SAMSHA recommends use of Buprenorpine mono product when there is an allergy or other adverse medical reaction to products containing Naloxone. My 19 year old daughter has only had success on Subutex. Naloxone resulted in hives, rash, nausea, depression and a respiratory reaction requiring ER intervention. This mandate not only ignores established guidelines, it is punitive in nature in that patients who have followed protocol and have demonstrated success are being denied proven effective treatment. Any drug can be abused: this mandate is not going to assist or deter active addicts who are not invested in recovery. It will put the fragile recovery of many others at risk and denies physicians the right to use sound clinical judgement in continuing Bupe only protocols with patients who have demonstrated success and have documented sensitvity to Naloxone. A well intended law with potentially fatal outcomes.
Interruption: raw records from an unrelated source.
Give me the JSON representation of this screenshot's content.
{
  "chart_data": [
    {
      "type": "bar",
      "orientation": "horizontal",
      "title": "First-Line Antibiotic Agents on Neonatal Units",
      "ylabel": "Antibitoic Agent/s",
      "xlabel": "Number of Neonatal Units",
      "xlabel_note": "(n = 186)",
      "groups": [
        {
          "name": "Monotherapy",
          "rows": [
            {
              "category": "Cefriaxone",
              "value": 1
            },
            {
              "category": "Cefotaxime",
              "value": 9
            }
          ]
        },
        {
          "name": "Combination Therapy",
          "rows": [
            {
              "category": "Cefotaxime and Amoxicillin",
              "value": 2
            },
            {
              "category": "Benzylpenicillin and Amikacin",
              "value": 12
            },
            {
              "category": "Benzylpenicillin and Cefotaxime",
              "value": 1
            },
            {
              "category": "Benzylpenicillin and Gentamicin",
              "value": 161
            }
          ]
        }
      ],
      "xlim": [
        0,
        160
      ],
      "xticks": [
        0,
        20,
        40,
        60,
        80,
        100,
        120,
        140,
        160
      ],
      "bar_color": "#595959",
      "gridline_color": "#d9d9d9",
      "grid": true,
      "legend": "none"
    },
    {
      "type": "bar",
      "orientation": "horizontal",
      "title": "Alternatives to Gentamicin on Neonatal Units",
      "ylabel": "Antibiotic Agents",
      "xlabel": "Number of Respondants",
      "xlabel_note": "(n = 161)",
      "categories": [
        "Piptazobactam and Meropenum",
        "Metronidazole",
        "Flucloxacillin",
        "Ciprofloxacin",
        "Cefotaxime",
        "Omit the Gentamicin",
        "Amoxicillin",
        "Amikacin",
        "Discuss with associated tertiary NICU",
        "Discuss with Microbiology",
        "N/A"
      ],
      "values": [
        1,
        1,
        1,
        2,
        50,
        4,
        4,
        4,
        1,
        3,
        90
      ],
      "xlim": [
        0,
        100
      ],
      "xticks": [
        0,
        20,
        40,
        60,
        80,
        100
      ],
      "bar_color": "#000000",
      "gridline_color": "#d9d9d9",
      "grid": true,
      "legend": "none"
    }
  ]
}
first I've been clean for 5 1/2 years! I've been taking subutex because I'm allergic to the naloxone. I had to leave my doctor of 5 1/2 years to go to another states so I won't relapse! As my treatment is none of the governments business in the first place!!! I understand people abuse this medication but in all HONESTY YOU WHAT MEDICATION ISNT ABUSED! Are you going to pass bills for all medication?!?!?!?! Did you go to school as long as my doctors did? Do you know the first thing about and addict???? I don't think you do! NO ADDICT GOES THROUGH CHANGE WELL! I pray this doesn't turn people back to the horrible herion that's going around killing people! Better yet WHY DONT YOU BAN THE OPIATES? That's the reason behind this! Opiates don't take the pain away but subutex does! You can't even die from it! The sad part is whoever reads this don't care about us addicts. Oh and no matter what you pass it's NOT GOING TO STOP THE FEW IDIOTS THAT ABSUE MEDICATION! Let our doctors do their jobs and you do yours by governing not by taking away the one medication that saves lives!
This was given to me by the FDA. Allergy exceptions are needed or people are going to relapse or die from this. This is NOT SAFE!
"SUBOXONE and SUBUTEX should not be administered to patients who have been shown to be hypersensitive to buprenorphine, and SUBOXONE should not be administered to patients who have been shown to be hypersensitive to naloxone."
https://dailymed.nlm.nih.gov/dailymed/drugInfo.cfm?setid=97677ce7-9562-43d0-8b99-8d1f37c1e3c6
I would never want to be forced into taking a drug I'm allergic too.
This is well intended law, however deeply flawed. It ignores established guidelines. It puts the recovery of citizens at risk and does not allow doctors the right to use sound clinical judgement. This law should be modified.
Giving buprenorphine to pain patients and animals but not the ones allergic to suboxone.. Don't you know subutex was MADE FOR ADDICTION not for pain not for animals none of that however it helps but don't ignore the reason why it was made and it legally is FDA approved FOR ADDICTION!! You can abuse anything.. I'm wondering if the plan was to start a heroin epidemic here a bigger one because I'm not sure how taking away an addicts addiction medicine solves anything.. As the board of medicine you should know that not everyone is the same, not everyone can tolerate naloxone! Go after the pain drs overprescribing to these "pain patients" which we all know half of them don't need hard medications like that and keep in mind THATS what got the addicts to need addiction medicine to begin with.. A good amount do not start out on heroin, in fact I've never met one who did it all started with the oxys, morphine, percocets you know thepharmaceuticals!